There’s nothing quite like the aroma of freshly baked brioche filling your kitchen. This soft, buttery brioche bread is rich yet light, delicately sweet, and beautifully golden on the outside. Perfect for breakfast, brunch, or dessert, this homemade brioche delivers bakery-quality results with simple ingredients and an easy, approachable method.
Whether enjoyed plain, toasted with butter, or served alongside jam or coffee, this brioche is a timeless classic that never disappoints.
Why You’ll Love This Brioche Recipe
- Soft, fluffy interior with a tender crumb
- Rich buttery flavor without being heavy
- Perfect balance of sweetness
- Great for breakfast, brunch, or dessert
- Freezer-friendly and make-ahead friendly

Prep Time: 15 minutes
Rest Time: 4 hours
Bake Time: 30–35 minutes
Servings: 4–6 portions
Ingredients
For the Dough
- 200 ml (¾ cup + 4 tsp) warm milk
- 1 packet (7 g) instant yeast
- 120 g (½ cup) granulated sugar
- 2 large eggs
- 1 tsp vanilla extract
- 500 g (about 4 cups) all-purpose flour (unbleached preferred)
- 1 tsp salt
- 130 g (½ cup + 2 tbsp) unsalted butter, softened

For the Egg Wash
- 1 egg yolk
- 1 tbsp milk
- 1 tsp vanilla extract

How to Make Brioche Bread
1. Mix the Wet Ingredients
In a large mixing bowl, combine the warm milk, instant yeast, sugar, eggs, and vanilla.

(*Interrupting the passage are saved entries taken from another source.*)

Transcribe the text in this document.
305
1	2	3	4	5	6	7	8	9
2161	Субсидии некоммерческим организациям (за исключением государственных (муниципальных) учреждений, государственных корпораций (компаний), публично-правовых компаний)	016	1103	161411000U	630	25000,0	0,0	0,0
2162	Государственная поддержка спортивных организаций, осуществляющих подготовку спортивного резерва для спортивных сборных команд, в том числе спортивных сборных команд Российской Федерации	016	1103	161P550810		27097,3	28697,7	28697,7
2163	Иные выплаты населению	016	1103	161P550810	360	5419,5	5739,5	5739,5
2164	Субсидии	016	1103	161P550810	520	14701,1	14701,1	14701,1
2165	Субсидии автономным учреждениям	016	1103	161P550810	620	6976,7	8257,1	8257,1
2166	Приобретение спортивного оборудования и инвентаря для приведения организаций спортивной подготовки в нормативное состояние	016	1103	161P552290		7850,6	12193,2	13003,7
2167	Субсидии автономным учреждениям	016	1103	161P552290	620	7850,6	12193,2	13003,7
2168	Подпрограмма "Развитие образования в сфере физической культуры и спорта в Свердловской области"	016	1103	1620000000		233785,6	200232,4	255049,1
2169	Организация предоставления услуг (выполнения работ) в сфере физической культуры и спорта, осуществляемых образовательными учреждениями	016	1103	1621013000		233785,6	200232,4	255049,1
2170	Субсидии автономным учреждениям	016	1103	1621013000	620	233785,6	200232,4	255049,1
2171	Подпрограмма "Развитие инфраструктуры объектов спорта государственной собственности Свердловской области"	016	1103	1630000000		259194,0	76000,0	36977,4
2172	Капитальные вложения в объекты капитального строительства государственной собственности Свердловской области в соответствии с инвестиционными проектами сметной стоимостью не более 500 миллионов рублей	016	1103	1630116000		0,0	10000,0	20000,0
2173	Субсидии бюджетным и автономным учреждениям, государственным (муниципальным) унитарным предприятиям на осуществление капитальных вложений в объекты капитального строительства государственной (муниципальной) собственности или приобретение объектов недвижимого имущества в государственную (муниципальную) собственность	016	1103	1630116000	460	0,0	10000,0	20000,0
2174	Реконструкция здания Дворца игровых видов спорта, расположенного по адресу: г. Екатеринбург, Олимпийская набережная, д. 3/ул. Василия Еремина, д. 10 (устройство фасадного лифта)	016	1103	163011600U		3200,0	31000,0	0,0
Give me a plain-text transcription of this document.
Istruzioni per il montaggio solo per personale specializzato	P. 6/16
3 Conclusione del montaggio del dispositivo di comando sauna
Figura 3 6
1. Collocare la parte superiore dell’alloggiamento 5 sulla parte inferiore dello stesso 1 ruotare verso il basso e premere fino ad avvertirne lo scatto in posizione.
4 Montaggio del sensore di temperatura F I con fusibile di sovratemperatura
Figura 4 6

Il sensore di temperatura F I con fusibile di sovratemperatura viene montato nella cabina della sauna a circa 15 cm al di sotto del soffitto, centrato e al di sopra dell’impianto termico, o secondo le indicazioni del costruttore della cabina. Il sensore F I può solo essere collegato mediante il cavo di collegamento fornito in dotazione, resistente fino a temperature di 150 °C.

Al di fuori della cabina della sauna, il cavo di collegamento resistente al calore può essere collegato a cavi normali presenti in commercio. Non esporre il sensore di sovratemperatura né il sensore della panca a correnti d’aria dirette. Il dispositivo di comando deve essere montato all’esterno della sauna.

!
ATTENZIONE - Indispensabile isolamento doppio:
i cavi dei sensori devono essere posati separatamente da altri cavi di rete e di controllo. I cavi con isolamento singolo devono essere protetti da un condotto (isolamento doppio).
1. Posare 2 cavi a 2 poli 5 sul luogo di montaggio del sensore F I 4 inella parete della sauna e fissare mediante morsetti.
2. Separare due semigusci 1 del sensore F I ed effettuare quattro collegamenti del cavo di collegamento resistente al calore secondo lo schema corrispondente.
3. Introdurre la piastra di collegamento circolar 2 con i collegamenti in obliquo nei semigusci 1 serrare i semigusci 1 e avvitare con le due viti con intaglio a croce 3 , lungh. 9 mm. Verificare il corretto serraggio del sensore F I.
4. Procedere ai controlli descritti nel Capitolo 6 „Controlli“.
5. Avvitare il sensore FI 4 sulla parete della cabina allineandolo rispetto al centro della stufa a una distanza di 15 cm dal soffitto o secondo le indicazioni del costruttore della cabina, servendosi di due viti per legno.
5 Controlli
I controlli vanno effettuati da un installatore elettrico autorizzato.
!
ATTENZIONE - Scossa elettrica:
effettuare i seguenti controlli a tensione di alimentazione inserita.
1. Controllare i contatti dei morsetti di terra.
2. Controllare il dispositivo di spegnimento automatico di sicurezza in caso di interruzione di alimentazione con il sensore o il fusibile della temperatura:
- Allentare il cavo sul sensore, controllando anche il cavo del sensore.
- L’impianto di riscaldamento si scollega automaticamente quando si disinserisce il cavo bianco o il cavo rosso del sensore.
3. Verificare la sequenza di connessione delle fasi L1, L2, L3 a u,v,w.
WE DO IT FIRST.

Stir gently until smooth and well blended.
2. Add Dry Ingredients
Add the flour and salt to the bowl. Mix until a soft dough forms and no dry flour remains.
3. Knead with Butter
Transfer the dough to a lightly floured surface. Gradually knead in the softened butter, working the dough for about 5 minutes until smooth, elastic, and glossy.
4. First Rise
Lightly grease a clean bowl and place the dough inside. Cover with plastic wrap or a clean towel. Let rise at room temperature for 2 hours, or until doubled in size.
5. Shape the Dough
Punch down the dough gently to release air. Divide into 8 equal portions and roll each into a smooth ball.
Grease or line a 9-inch (23 cm) round pan, then arrange the dough balls side-by-side in the pan. Cover and let rise again for about 2 hours, until puffy.
6. Preheat the Oven
Preheat your oven to 400°F (205°C).
7. Brush with Egg Wash
Whisk together the egg yolk, milk, and vanilla. Lightly brush the tops of the dough balls.
8. Bake
Lower oven temperature to 325°F (163°C) and bake for 30–35 minutes, until the brioche is deeply golden and fully baked.
Cool slightly before serving.

Pro Tips for Perfect Brioche
- Use room-temperature butter for easier kneading
- Don’t rush the rise — time equals flavor
- If browning too fast, tent loosely with foil
- Weigh dough portions for even baking
Serving Ideas
- Serve warm with butter and fruit jam
- Toast and drizzle with honey
- Use for French toast or bread pudding
- Pair with coffee, tea, or hot chocolate
Storage & Make-Ahead Tips
- Store at room temperature for up to 2 days
- Refrigerate for up to 5 days
- Freeze sliced brioche for up to 2 months
- Reheat gently in the oven or toaster
Frequently Asked Questions
Can I make brioche without a mixer?
Yes! This recipe is designed to be kneaded by hand.
Can I reduce the sugar?
You can slightly reduce it, but sugar helps with softness and browning.
Why is my brioche dense?
Under-kneading or under-proofing can cause dense bread. Give it time.
Enjoy 🤍
This homemade brioche bread is proof that simple ingredients can create something truly special. Soft, buttery, and comforting — it’s a recipe you’ll come back to again and again.